Use Invisible Ink

Quite unused to sensible comments on matters of technology from anywhere in the vicinity of Westminster, I was quite surprised to have seen two MPs, from opposite sides of the House, in the space of a single week, actually introduce useful arguments involving IT and its legislation.

First it was Labour MP, Derek Wyatt, who, after reading ‘Thought for the Day’ on the rising Spam plague, told me that he now plans to start a lobby group to campaign against this rapidly growing and seemingly unavoidable menace, responsible for clogging up our in-boxes with the worst kind of intrusive behavior.
Hard on the heels of Mr. Wyatt, comes Tory MP Michael Fabricant, who has reached the welcome conclusion that reading other people’s email, even if they happen to be your employees, just isn’t on.

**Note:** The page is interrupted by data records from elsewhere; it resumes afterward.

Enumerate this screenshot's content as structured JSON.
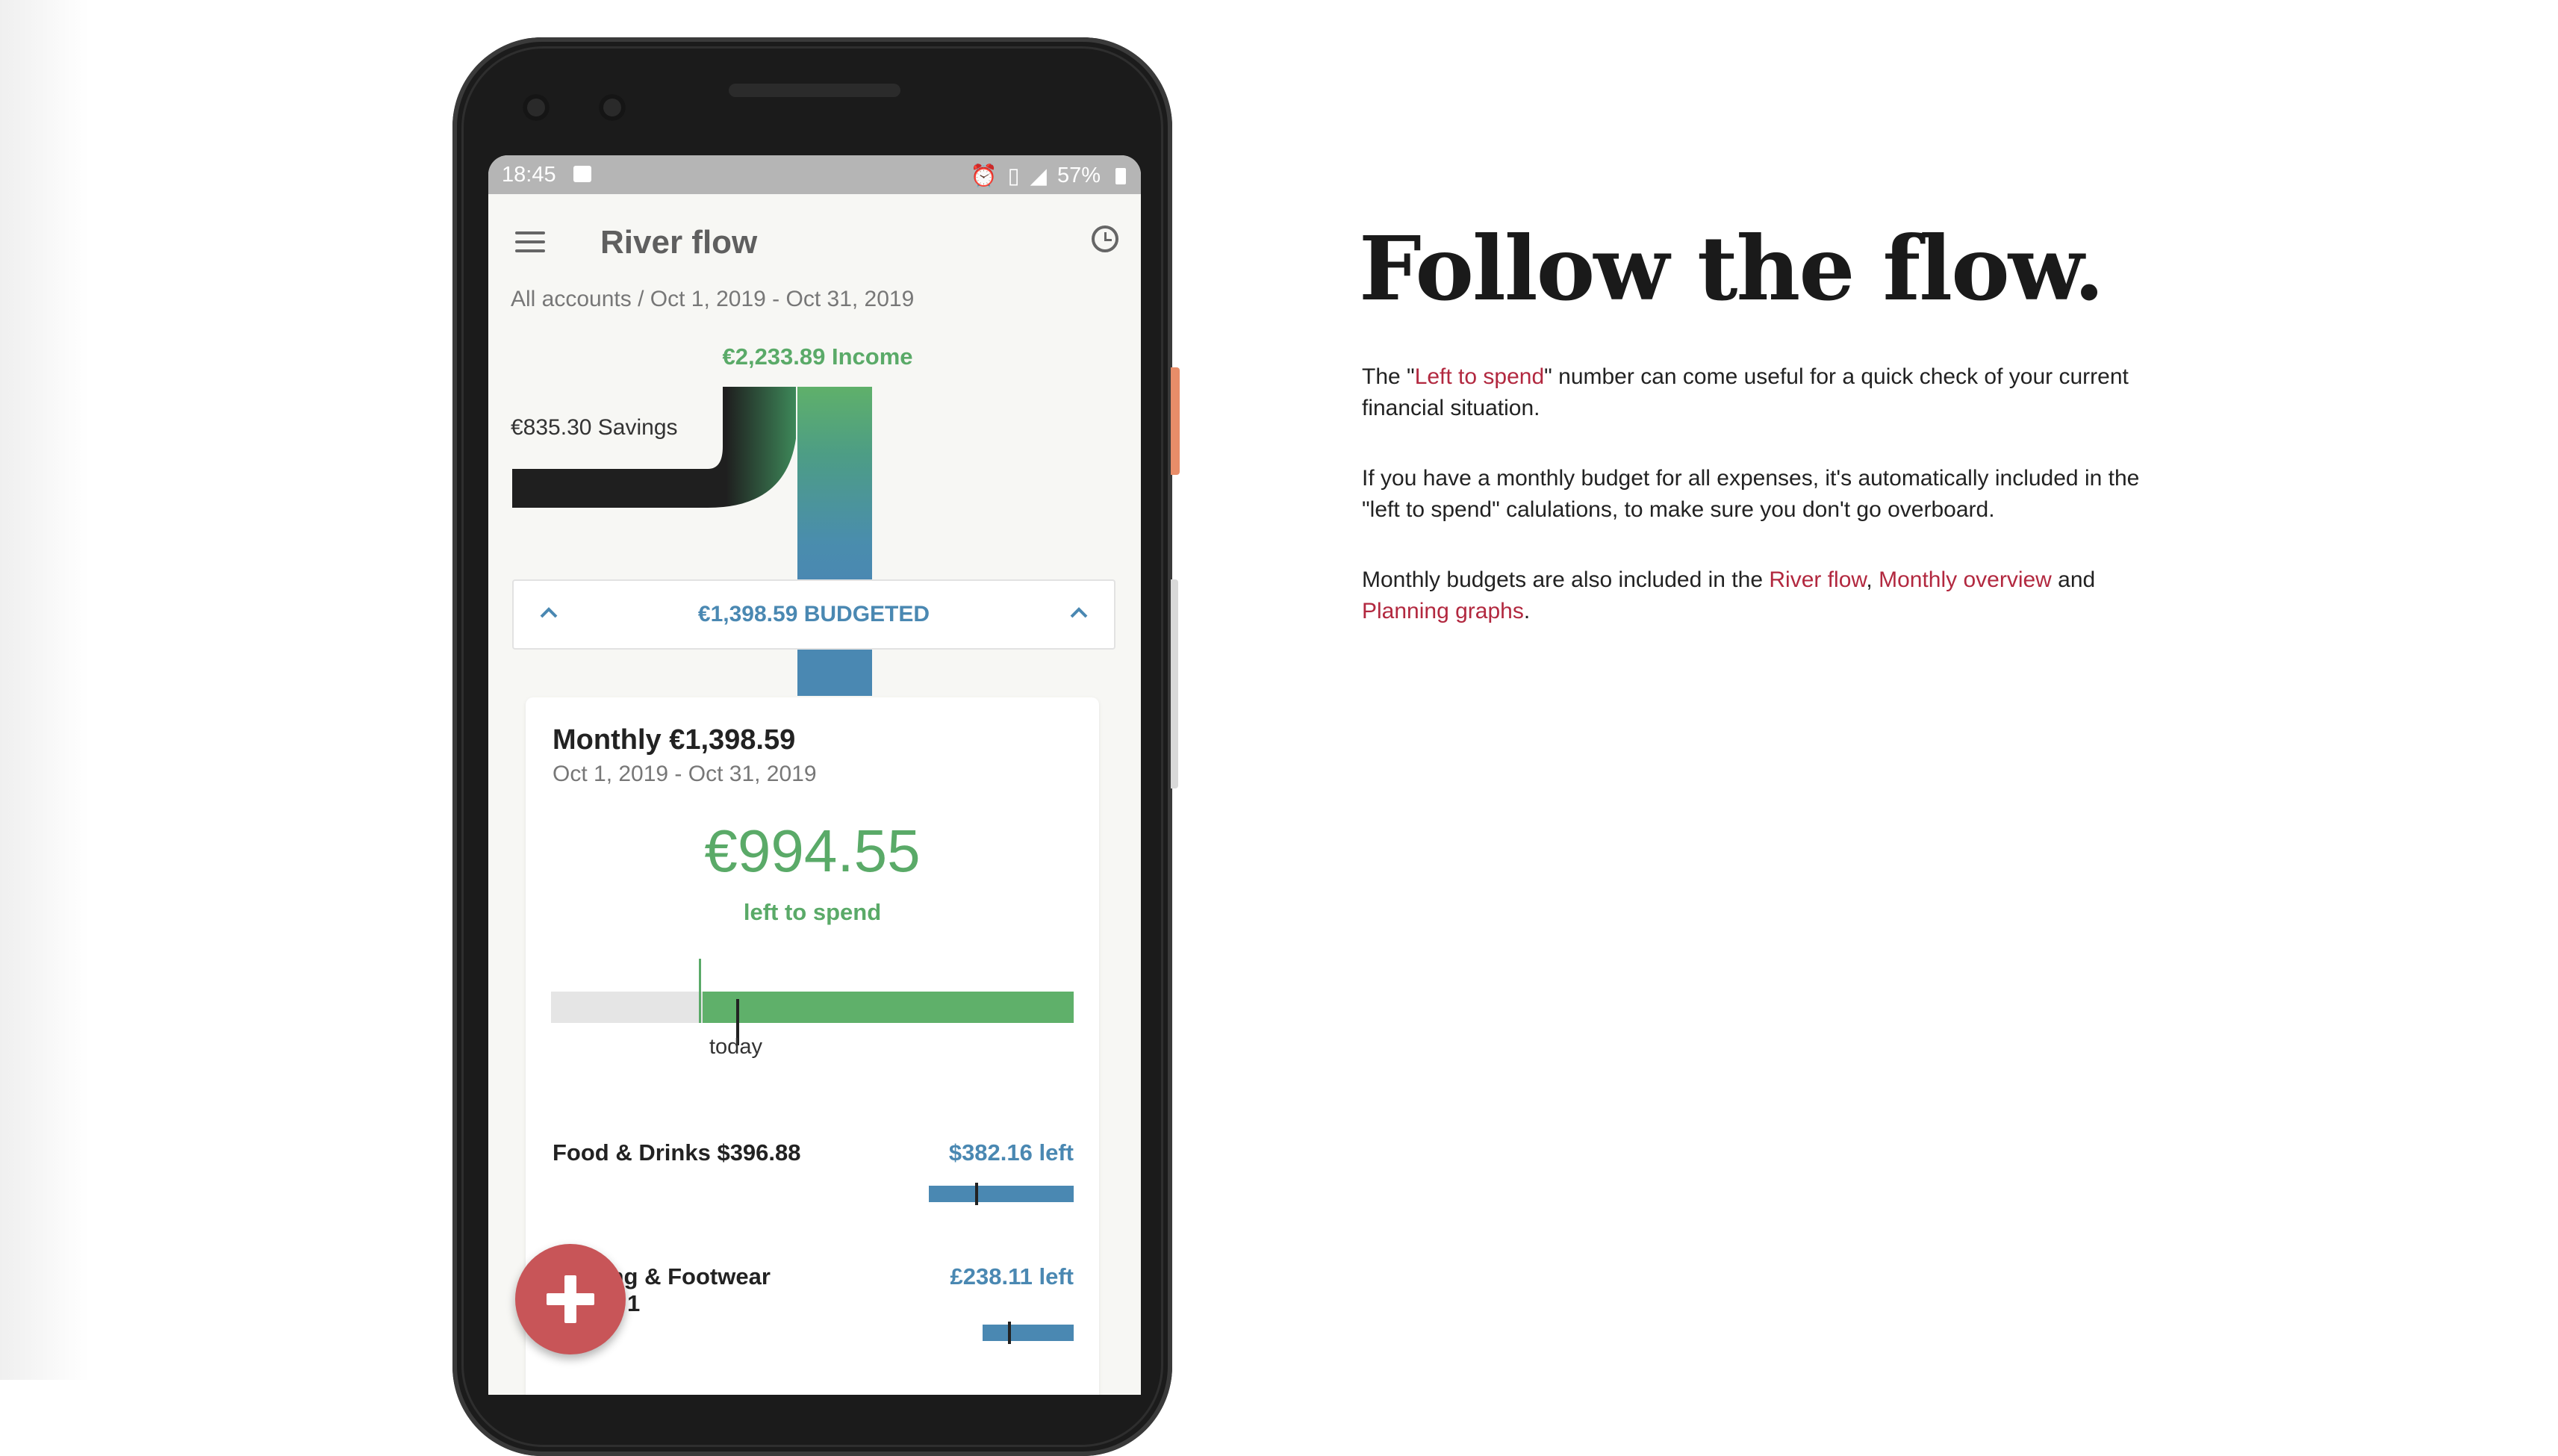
{
  "phone": {
    "statusbar": {
      "time": "18:45",
      "battery": "57%"
    },
    "appbar": {
      "title": "River flow",
      "menu_icon": "menu-icon",
      "history_icon": "clock-icon"
    },
    "breadcrumb": "All accounts / Oct 1, 2019 - Oct 31, 2019",
    "flow": {
      "income_label": "€2,233.89 Income",
      "savings_label": "€835.30 Savings",
      "budgeted_label": "€1,398.59 BUDGETED"
    },
    "card": {
      "title": "Monthly €1,398.59",
      "subtitle": "Oct 1, 2019 - Oct 31, 2019",
      "left_amount": "€994.55",
      "left_label": "left to spend",
      "today_label": "today",
      "progress_spent_fraction": 0.29,
      "rows": [
        {
          "name": "Food & Drinks $396.88",
          "left": "$382.16 left"
        },
        {
          "name_line1": "ing & Footwear",
          "name_line2": "1",
          "left": "£238.11 left"
        }
      ]
    },
    "fab_icon": "plus-icon"
  },
  "marketing": {
    "headline": "Follow the flow.",
    "p1": {
      "before": "The \"",
      "link": "Left to spend",
      "after": "\" number can come useful for a quick check of your current financial situation."
    },
    "p2": "If you have a monthly budget for all expenses, it's automatically included in the \"left to spend\" calulations, to make sure you don't go overboard.",
    "p3": {
      "before": "Monthly budgets are also included in the ",
      "link1": "River flow",
      "sep": ", ",
      "link2": "Monthly overview",
      "mid": " and ",
      "link3": "Planning graphs",
      "end": "."
    }
  },
  "colors": {
    "green": "#5aaa68",
    "blue": "#4a88b2",
    "link": "#b2283f",
    "fab": "#c85558"
  }
}
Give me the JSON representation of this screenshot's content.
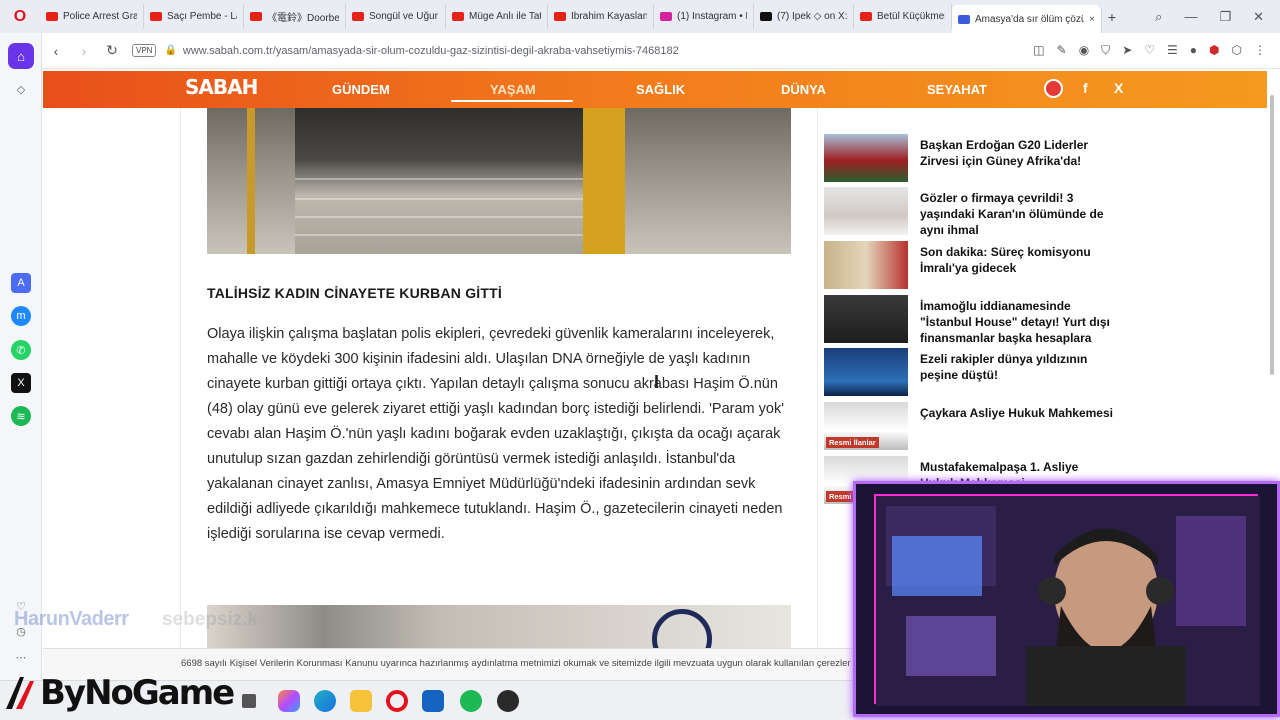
{
  "browser": {
    "tabs": [
      {
        "title": "Police Arrest Gra",
        "favicon_color": "#e62117"
      },
      {
        "title": "Saçı Pembe - Lar",
        "favicon_color": "#e62117"
      },
      {
        "title": "《電鈴》Doorbell",
        "favicon_color": "#e62117"
      },
      {
        "title": "Songül ve Uğur il",
        "favicon_color": "#e62117"
      },
      {
        "title": "Müge Anlı ile Tat",
        "favicon_color": "#e62117"
      },
      {
        "title": "İbrahim Kayaslan",
        "favicon_color": "#e62117"
      },
      {
        "title": "(1) Instagram • M",
        "favicon_color": "#d6249f"
      },
      {
        "title": "(7) İpek ◇ on X:",
        "favicon_color": "#111111"
      },
      {
        "title": "Betül Küçükmeri",
        "favicon_color": "#e62117"
      },
      {
        "title": "Amasya'da sır ölüm çözüld",
        "favicon_color": "#3b5bdb",
        "active": true
      }
    ],
    "tab_close_glyph": "×",
    "new_tab_glyph": "+",
    "address": {
      "vpn_label": "VPN",
      "url": "www.sabah.com.tr/yasam/amasyada-sir-olum-cozuldu-gaz-sizintisi-degil-akraba-vahsetiymis-7468182"
    }
  },
  "site": {
    "logo": "SABAH",
    "nav": [
      "GÜNDEM",
      "YAŞAM",
      "SAĞLIK",
      "DÜNYA",
      "SEYAHAT"
    ],
    "active_nav": "YAŞAM",
    "social": {
      "facebook": "f",
      "x": "X"
    },
    "brand_color": "#f07a1c"
  },
  "article": {
    "subheading": "TALİHSİZ KADIN CİNAYETE KURBAN GİTTİ",
    "body": "Olaya ilişkin çalışma başlatan polis ekipleri, çevredeki güvenlik kameralarını inceleyerek, mahalle ve köydeki 300 kişinin ifadesini aldı. Ulaşılan DNA örneğiyle de yaşlı kadının cinayete kurban gittiği ortaya çıktı. Yapılan detaylı çalışma sonucu akrabası Haşim Ö.nün (48) olay günü eve gelerek ziyaret ettiği yaşlı kadından borç istediği belirlendi. 'Param yok' cevabı alan Haşim Ö.'nün yaşlı kadını boğarak evden uzaklaştığı, çıkışta da ocağı açarak unutulup sızan gazdan zehirlendiği görüntüsü vermek istediği anlaşıldı. İstanbul'da yakalanan cinayet zanlısı, Amasya Emniyet Müdürlüğü'ndeki ifadesinin ardından sevk edildiği adliyede çıkarıldığı mahkemece tutuklandı. Haşim Ö., gazetecilerin cinayeti neden işlediği sorularına ise cevap vermedi."
  },
  "news": [
    {
      "title": "Başkan Erdoğan G20 Liderler Zirvesi için Güney Afrika'da!",
      "thumb": "g20"
    },
    {
      "title": "Gözler o firmaya çevrildi! 3 yaşındaki Karan'ın ölümünde de aynı ihmal",
      "thumb": "child"
    },
    {
      "title": "Son dakika: Süreç komisyonu İmralı'ya gidecek",
      "thumb": "commission"
    },
    {
      "title": "İmamoğlu iddianamesinde \"İstanbul House\" detayı! Yurt dışı finansmanlar başka hesaplara",
      "thumb": "portrait"
    },
    {
      "title": "Ezeli rakipler dünya yıldızının peşine düştü!",
      "thumb": "football"
    },
    {
      "title": "Çaykara Asliye Hukuk Mahkemesi",
      "thumb": "notice",
      "badge": "Resmi İlanlar"
    },
    {
      "title": "Mustafakemalpaşa 1. Asliye Hukuk Mahkemesi",
      "thumb": "notice",
      "badge": "Resmi İlan"
    }
  ],
  "cookie_notice": "6698 sayılı Kişisel Verilerin Korunması Kanunu uyarınca hazırlanmış aydınlatma metnimizi okumak ve sitemizde ilgili mevzuata uygun olarak kullanılan çerezler",
  "overlays": {
    "watermark_left": "HarunVaderr",
    "watermark_right": "sebepsiz.k",
    "brand": "ByNoGame"
  }
}
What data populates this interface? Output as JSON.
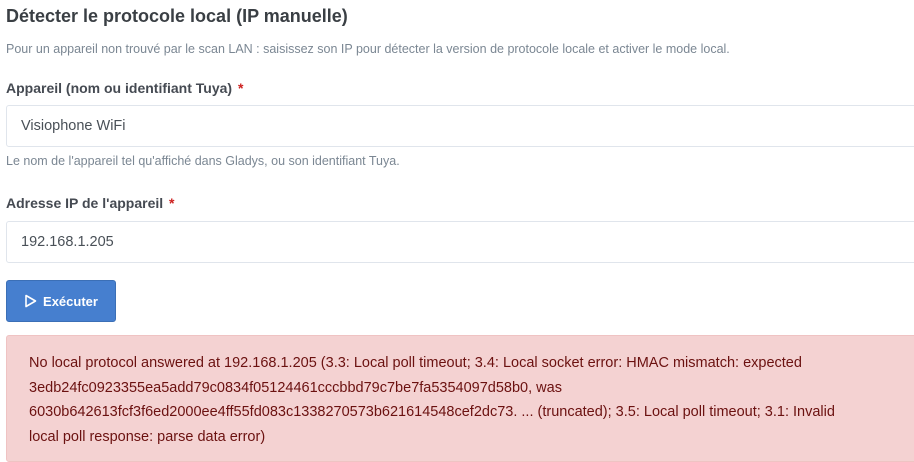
{
  "header": {
    "title": "Détecter le protocole local (IP manuelle)",
    "description": "Pour un appareil non trouvé par le scan LAN : saisissez son IP pour détecter la version de protocole locale et activer le mode local."
  },
  "form": {
    "device": {
      "label": "Appareil (nom ou identifiant Tuya)",
      "required_marker": "*",
      "value": "Visiophone WiFi",
      "help": "Le nom de l'appareil tel qu'affiché dans Gladys, ou son identifiant Tuya."
    },
    "ip": {
      "label": "Adresse IP de l'appareil",
      "required_marker": "*",
      "value": "192.168.1.205"
    },
    "submit": {
      "label": "Exécuter",
      "icon": "play-outline-icon"
    }
  },
  "alert": {
    "lines": [
      "No local protocol answered at 192.168.1.205 (3.3: Local poll timeout; 3.4: Local socket error: HMAC mismatch: expected",
      "3edb24fc0923355ea5add79c0834f05124461cccbbd79c7be7fa5354097d58b0, was",
      "6030b642613fcf3f6ed2000ee4ff55fd083c1338270573b621614548cef2dc73. ... (truncated); 3.5: Local poll timeout; 3.1: Invalid",
      "local poll response: parse data error)"
    ]
  },
  "colors": {
    "primary": "#467fcf",
    "required": "#cd201f",
    "alert_bg": "#f4d2d2",
    "alert_text": "#6b1110"
  }
}
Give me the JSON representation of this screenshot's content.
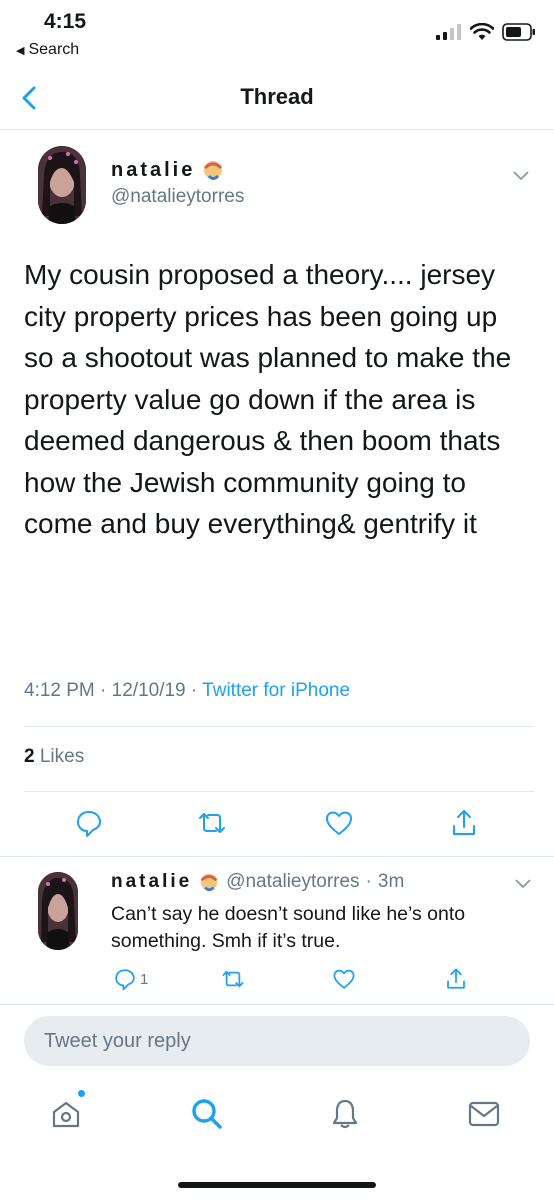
{
  "status": {
    "time": "4:15",
    "back_label": "Search"
  },
  "nav": {
    "title": "Thread"
  },
  "main_tweet": {
    "display_name": "natalie",
    "handle": "@natalieytorres",
    "text": "My cousin proposed a theory.... jersey city property prices has been going up so a shootout was planned to make the property value go down if the area is deemed dangerous & then boom thats how the Jewish community going to come and buy everything& gentrify it",
    "time": "4:12 PM",
    "date": "12/10/19",
    "source": "Twitter for iPhone",
    "likes_count": "2",
    "likes_label": "Likes"
  },
  "reply": {
    "display_name": "natalie",
    "handle": "@natalieytorres",
    "age": "3m",
    "text": "Can’t say he doesn’t sound like he’s onto something. Smh if it’s true.",
    "reply_count": "1"
  },
  "compose": {
    "placeholder": "Tweet your reply"
  },
  "colors": {
    "accent": "#1da1f2",
    "secondary_text": "#657786",
    "divider": "#e1e8ed"
  },
  "icons": [
    "signal-icon",
    "wifi-icon",
    "battery-icon",
    "back-chevron-icon",
    "caret-down-icon",
    "emoji-badge-icon",
    "reply-icon",
    "retweet-icon",
    "like-icon",
    "share-icon",
    "home-icon",
    "search-icon",
    "notifications-icon",
    "messages-icon"
  ]
}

In the wake of the RIP legislation, a new software industry has grown-up around an unrestricted license to snoop and only last month, a company released a thinly-disguised ‘Trojan’ product, aimed at Hotmail accounts, which for only $99 can invisibly forward all Hotmail and Instant Messaging traffic back to a third-party’s account.

While employers may have a legitimate interest, in very special circumstances, to intercept private email correspondence or even telephone calls, I believe that the emphasis has swung too far towards giving business ‘Carte Blanche’ to trawl at will. Personal privacy is a concept which has become increasingly threatened under this government and a new survey has revealed that one in five companies now monitors employees on a daily basis. Such news makes me increasingly apprehensive over the speed at which we appear to be embracing a ‘Big Brother’ society, a worry which is obviously shared by Michael Fabricant, who wishes to afford the same protection in law to email as exists for telephone calls and the post.

Whether either MP can exert influence over these two separate problems, is open to question. Spam is a global annoyance and email doesn’t respect EEC legislation, so cutting-off the Spam at source may be an impossible task. The solution can only lie in better and more powerful filtering and whose responsibility, I wonder, should that be?
And as for reading other people’s email, I very much doubt that this government would entertain any legislation that would encourage vigorous debate over the question of personal privacy; in the workplace or anywhere else. If one happens to follow the work of Privacy International or The Foundation for Information Policy Research, then it becomes abundantly clear, that thanks in part to a fear of terrorism and the introduction of new technology, we are losing civil liberties at Internet speed.

So don’t expect any sudden changes in the law. Stay at home, hide under a duvet and write your letters in invisible ink!